Во вчерашних «Известиях» довольно приличная рецензия «Сказ о правдолюбце Кузькине». Вся история многострадального спектакля. Это, конечно, пока еще не рецензия, это пока информатика о спектакле, режиссере, театре, общая, обзорная, хвалебная. Я опять назван Теркиным и Иванушкой-дурачком, других определений для меня рецензенты не находят. Ну да Бог с ними! Тут для меня важен сам факт того, что легенда себя оправдала, что «Живой» по-прежнему современен и как факт театрального выстрела, и как факт политического, проблемного действа. Все остальные частности прилагательны. Гаранин-средний говорит, что это еще интереснее, чем было 20 лет назад. Будем в это верить.

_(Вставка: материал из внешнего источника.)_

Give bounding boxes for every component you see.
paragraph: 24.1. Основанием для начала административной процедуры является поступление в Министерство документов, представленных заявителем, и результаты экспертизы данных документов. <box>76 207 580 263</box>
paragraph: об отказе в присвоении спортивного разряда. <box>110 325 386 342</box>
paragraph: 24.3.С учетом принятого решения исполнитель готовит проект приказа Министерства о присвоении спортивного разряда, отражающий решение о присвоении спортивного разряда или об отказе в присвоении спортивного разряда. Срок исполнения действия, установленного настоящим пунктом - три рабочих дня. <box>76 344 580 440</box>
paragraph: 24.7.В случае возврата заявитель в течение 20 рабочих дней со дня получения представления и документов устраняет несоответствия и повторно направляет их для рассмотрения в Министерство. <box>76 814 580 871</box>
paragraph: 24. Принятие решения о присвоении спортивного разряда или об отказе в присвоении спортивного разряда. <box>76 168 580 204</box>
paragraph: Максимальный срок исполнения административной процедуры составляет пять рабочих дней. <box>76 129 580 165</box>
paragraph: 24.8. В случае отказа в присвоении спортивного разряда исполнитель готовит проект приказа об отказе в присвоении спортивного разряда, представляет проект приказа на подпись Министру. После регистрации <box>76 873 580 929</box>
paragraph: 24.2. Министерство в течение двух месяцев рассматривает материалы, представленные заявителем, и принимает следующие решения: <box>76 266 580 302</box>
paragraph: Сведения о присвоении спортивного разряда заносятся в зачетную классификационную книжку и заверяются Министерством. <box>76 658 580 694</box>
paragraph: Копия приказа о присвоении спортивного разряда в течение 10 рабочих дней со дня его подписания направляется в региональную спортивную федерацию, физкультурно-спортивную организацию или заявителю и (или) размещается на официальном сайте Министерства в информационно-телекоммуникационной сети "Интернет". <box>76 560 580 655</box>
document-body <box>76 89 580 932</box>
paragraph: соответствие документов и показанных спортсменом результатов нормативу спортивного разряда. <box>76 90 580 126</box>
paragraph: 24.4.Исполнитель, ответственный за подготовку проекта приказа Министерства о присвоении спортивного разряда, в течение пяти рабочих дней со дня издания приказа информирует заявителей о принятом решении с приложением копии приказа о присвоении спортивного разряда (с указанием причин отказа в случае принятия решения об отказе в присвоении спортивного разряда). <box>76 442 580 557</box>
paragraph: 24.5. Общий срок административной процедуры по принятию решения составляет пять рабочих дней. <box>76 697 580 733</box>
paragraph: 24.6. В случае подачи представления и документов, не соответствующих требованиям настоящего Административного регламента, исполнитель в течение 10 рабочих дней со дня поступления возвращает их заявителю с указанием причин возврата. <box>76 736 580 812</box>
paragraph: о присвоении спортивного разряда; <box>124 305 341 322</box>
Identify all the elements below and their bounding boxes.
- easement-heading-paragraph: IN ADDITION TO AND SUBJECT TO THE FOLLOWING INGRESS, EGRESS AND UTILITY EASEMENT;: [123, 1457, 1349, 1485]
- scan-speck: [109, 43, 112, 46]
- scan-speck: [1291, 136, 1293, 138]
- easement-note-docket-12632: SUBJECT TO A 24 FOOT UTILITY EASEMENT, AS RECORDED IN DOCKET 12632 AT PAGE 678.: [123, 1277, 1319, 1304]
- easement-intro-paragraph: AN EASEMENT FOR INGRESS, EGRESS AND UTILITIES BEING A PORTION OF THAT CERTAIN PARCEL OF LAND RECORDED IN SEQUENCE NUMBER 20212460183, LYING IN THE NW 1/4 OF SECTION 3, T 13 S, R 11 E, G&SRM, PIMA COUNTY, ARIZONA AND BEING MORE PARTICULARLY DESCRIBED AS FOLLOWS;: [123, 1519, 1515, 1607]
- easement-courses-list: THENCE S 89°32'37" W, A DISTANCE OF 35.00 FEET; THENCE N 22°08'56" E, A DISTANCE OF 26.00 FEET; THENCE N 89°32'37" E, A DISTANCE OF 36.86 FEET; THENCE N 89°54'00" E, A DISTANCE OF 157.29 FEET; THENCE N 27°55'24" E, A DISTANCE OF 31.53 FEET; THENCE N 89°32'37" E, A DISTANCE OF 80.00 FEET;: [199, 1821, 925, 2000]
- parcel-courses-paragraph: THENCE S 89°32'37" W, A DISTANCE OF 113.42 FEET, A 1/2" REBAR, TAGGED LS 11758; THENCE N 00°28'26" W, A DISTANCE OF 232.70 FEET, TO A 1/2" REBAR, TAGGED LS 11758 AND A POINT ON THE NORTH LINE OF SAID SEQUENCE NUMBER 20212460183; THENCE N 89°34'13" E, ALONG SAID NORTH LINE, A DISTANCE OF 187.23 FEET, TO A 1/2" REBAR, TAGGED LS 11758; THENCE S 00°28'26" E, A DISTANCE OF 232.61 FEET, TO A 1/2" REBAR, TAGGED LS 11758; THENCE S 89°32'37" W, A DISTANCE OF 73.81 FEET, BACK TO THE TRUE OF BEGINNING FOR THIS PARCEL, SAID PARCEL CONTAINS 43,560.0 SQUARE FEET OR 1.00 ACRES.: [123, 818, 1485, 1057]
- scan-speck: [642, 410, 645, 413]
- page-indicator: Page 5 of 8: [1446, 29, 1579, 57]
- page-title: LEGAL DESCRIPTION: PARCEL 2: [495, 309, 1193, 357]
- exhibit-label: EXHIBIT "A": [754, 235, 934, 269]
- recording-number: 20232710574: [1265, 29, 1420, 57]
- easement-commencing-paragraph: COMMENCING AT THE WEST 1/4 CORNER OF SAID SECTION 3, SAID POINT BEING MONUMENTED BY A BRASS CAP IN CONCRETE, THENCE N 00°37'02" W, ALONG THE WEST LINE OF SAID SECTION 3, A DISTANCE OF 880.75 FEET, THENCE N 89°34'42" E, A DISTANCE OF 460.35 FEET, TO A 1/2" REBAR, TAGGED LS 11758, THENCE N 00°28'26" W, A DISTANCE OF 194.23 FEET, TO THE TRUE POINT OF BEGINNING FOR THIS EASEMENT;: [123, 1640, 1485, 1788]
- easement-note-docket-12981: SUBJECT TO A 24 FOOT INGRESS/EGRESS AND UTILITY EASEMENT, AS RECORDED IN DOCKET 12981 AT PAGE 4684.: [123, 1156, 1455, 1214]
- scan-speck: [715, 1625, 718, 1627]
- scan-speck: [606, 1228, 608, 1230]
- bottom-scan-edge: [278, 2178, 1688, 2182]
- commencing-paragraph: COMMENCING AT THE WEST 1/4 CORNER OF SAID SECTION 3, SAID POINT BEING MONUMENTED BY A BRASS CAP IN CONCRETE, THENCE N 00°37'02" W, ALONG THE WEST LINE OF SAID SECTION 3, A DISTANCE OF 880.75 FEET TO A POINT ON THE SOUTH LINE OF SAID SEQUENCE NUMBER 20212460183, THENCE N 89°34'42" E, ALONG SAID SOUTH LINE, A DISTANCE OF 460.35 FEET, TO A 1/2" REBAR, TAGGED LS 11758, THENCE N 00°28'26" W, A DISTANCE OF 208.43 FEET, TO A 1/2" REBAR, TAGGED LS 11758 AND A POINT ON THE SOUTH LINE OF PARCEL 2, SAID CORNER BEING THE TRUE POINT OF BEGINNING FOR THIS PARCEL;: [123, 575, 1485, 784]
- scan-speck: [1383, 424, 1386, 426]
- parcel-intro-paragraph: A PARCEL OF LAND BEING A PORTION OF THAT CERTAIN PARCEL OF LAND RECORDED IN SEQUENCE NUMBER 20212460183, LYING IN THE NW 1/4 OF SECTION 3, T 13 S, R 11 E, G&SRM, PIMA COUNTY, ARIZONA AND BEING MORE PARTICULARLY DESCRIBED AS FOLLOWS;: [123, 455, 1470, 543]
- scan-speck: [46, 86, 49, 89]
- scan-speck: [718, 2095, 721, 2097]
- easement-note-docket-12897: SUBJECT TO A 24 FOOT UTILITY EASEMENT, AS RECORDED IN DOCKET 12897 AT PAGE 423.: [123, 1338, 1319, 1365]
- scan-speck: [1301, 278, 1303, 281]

Мне продлили бюллетень до 3 марта. Мы сидим за столом. Семь лучших артистов, надо полагать: Шацкая, Бортник, Демидова, Филатов, Антипов, Сайко, Золотухин.
Последний год перестройки! Мужайтесь, ребята! «Память» с царскими знаменами шла на могилу Брусилова. Говорят, они уже разбились на «пятерки». «Долой тель-авидение! Даешь русское телевидение!»
— Оставайтесь, Ю. П.! Поможем, чем можем, похороним на Новодевичьем!
Какая разведка у евреев! Как они распространили фотографию Насера на унитазе! Как они шуруют золото, бумаги, летят в Америку, туда-сюда! Тебе ни один еврей впрямую ни на один вопрос не ответит. Это поразительно!
В издательстве вчера говорят о «Годунове», что спектакль — глумление над русским народом. Почему? А вдруг это так? Такое мнение распространено, особенно среди русских писателей. Что это?!
Любимов. Что же в нем за бес сидит? Сидит, репетирует, и энергия из него хлещет, а меня спрашивает: «Чего съежился, заболел?» — «Нет!!»
2 марта 1989 г. Четверг
Любимов:
— Думал я, думал, ребята, целый день выходной... «Театральный роман» надо дописывать. Я решил запустить «Самоубийцу». Столько ролей потрясающих! Есть нравственный долг, который... Думаю, что это вернее — параллельно... Буду многостаночником. Я направлю работу на Гришку Файмана, на одного валить все не надо. (Значит, Подсекальников — Шопен? А кто еще?) С «Трагедиями» надо делать чистую разводку.
3 марта 1989 г. Пятница. Утро, возможно, туманное
Я попросил у Любимова разрешения одеться в синюю кофту и голубую рубашку, и он мило согласился. Я поцеловал телефон.
И был лучший, как сказал Любимов, «самый живой спектакль из всех „Живых“.
5 марта 1989 г. Воскресенье, отдали Богу
Ваганьковское. Были у Миронова. Молодая пара.
— Смотри, смотри, вон Золотухин!
— Да ты что, он же еще живой!!
— Да вон он на тебя смотрит...
— Да я тебе говорю, что он живой еще!
С утра были в церкви. Я опять ставил свечки Любимову, Можаеву, Тамаре, маме, сыновьям и за упокой отца и Юры Богатырева.
Сумасшедший из Павлова Посада приволок две картины в подарок женщинам, Марине Влади и моей любимой. Картинки довольно симпатичные.